4. Why the Simplification Mattered Advanced

Anchor-free detection removed three sources of friction at once. It deleted the anchor hyperparameters (scales, ratios, counts) that had to be re-tuned per dataset. It deleted the anchor-to-ground-truth IoU matching step and its thresholds. And it reduced the number of predictions per location, which lightens the head and speeds inference. The accuracy turned out to be at least as good once center-ness or a good label-assignment rule replaced the role anchors had played in deciding which predictions to trust. The net effect is a cleaner, more portable detector that adapts to new object-shape distributions without engineering, which is why the family became the foundation of the modern real-time YOLOs.

But notice what every detector in this chapter so far still shares: they all emit many overlapping candidate boxes and rely on a hand-designed NMS to clean up duplicates (CenterNet's peak-picking is the partial exception). NMS is a non-differentiable, separately-tuned post-process that sits outside the network and can merge or split genuine objects in crowded scenes. The next section presents DETR, which removes NMS entirely by training the network to predict a clean set in the first place, using the transformer you built in Chapter 22 and a matching loss that makes duplicate suppression part of learning rather than a postscript.

Exercise 23.4.1: What Center-ness Buys Conceptual

FCOS treats every location inside an object as a positive example, yet multiplies the final score by center-ness at inference. In two or three sentences, explain what would go wrong at inference if you dropped the center-ness branch and ranked boxes by classification score alone, and why a box predicted from a corner location tends to be poorly localized. Relate your answer to which boxes NMS would then keep.

Exercise 23.4.2: Peak-Picking a Heatmap Coding

Implement CenterNet-style peak extraction: given a single-channel heatmap tensor, find the local maxima by comparing it to its $3 \times 3$ max-pooled version (a pixel is a peak where it equals the pooled value) and keeping the top-k peaks above a threshold. Test it on a synthetic heatmap with three Gaussian blobs at known centers and confirm you recover exactly three peaks at the right locations. Explain in one sentence why this peak-picking makes a separate NMS step unnecessary for CenterNet.

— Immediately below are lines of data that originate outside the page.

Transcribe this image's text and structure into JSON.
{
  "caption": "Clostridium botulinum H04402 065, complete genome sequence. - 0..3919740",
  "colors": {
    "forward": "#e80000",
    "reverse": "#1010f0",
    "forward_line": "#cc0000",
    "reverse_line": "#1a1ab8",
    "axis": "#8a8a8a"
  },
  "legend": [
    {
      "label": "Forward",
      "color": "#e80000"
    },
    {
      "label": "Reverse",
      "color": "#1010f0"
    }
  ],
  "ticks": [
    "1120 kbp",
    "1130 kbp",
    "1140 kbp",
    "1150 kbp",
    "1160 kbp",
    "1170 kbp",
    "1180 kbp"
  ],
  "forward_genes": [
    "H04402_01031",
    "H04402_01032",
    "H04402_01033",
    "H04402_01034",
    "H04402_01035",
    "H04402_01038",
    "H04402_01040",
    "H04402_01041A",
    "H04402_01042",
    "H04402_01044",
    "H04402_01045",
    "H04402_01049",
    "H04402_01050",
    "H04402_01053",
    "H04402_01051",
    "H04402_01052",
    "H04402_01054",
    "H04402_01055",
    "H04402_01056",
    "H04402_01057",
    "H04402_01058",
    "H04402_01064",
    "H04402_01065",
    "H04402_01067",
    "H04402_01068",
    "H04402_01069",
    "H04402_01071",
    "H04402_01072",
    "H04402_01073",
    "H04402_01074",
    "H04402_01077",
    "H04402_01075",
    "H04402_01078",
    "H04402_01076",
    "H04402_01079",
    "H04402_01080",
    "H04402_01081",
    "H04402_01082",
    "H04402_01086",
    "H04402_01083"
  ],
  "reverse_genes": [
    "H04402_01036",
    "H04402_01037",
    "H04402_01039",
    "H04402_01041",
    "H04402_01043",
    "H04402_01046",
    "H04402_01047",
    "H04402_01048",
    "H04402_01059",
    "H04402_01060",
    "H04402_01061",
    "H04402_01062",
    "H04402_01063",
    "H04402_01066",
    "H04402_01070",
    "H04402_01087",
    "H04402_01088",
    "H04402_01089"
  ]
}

Exercise 23.4.3: Anchor-Free vs Anchor-Based on Odd Shapes Analysis

Construct a small synthetic dataset of very thin horizontal bars (aspect ratio 10:1) on noise backgrounds, with known ground-truth boxes. Compute, for a standard COCO anchor set (three scales, aspect ratios 0.5, 1, 2), the best IoU any anchor achieves against a typical bar, and compare it to the IoU an FCOS-style per-location regression could in principle achieve (which is unbounded, since it regresses exact distances). Write a short analysis explaining why the logistics company in subsection 3 hit an accuracy ceiling with anchors and how the anchor-free encoding removed it.